What The Reviewers Say
It would never work out, but I’m in love with Ruth … Many delights … Ruth doesn’t speak to us directly, but Riley’s narration is calibrated to reflect her protagonist’s evolving mind. That dynamic fidelity is all the more impressive for being almost imperceptible … Delightful buoyancy … The novel offers us life as seen through slits in a picket fence: We catch bright, sometimes hilarious moments, but the continuity of Ruth’s experience is splintered … Many graces.
Much of the book’s quirky humor comes from Riley’s deadpan tone and her juxtaposition of odd details … Grapples with free will and with valuing the collective over the individual … What a strange and wonderful book this is — emphasis on the strange. No, wait — emphasis on the wonderful.

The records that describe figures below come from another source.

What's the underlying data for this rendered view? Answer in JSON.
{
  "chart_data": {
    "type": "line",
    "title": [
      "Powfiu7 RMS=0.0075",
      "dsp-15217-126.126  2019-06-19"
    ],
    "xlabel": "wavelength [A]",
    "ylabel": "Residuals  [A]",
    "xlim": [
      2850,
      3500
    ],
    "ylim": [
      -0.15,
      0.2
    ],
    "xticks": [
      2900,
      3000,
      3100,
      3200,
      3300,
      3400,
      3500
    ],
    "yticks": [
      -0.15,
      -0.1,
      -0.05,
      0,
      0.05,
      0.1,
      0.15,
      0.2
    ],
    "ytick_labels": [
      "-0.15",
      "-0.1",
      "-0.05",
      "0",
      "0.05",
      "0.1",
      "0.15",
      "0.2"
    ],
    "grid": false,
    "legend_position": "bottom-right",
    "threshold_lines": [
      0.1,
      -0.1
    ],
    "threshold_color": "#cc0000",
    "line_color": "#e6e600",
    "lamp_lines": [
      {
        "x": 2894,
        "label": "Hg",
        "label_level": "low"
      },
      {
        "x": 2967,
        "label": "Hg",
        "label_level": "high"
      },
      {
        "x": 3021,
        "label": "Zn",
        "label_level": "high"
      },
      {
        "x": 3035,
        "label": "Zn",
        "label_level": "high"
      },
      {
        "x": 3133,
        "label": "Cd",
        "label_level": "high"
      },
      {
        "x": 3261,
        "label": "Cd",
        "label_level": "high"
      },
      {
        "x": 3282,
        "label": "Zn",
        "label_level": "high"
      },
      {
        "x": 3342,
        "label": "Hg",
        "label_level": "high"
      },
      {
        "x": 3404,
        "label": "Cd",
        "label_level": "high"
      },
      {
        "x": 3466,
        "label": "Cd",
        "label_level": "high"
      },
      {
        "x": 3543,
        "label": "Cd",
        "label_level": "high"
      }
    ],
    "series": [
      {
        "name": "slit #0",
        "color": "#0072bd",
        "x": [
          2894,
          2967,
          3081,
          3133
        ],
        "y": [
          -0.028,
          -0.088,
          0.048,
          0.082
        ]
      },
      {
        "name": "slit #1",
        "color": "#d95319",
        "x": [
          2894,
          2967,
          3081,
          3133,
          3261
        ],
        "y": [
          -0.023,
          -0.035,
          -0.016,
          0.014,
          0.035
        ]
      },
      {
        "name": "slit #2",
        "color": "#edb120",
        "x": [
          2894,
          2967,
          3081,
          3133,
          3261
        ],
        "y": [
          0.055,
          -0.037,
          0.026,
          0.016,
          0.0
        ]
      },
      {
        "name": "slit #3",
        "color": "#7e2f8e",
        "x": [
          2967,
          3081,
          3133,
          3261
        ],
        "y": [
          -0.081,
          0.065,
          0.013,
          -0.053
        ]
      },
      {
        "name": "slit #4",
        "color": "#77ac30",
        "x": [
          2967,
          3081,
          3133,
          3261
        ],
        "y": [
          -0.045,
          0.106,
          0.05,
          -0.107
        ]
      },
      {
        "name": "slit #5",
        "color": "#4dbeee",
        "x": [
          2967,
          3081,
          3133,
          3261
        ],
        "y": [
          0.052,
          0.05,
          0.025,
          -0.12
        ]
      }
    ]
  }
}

There are inklings of greatness … It isn’t easy of access and won’t be to everyone’s taste … Defiantly strange … I respect this novel enough to say this in criticism: The reader waits for a second act, for a deepening or a new chord to appear, and it never quite does. Ruth begins to flatten about two-thirds of the way through. You end this novel swimming in the same water you entered … Is in touch with the oldest and darkest things in our makeup, yet revels in a very modern sense of what Riley calls ‘brainy female despair.’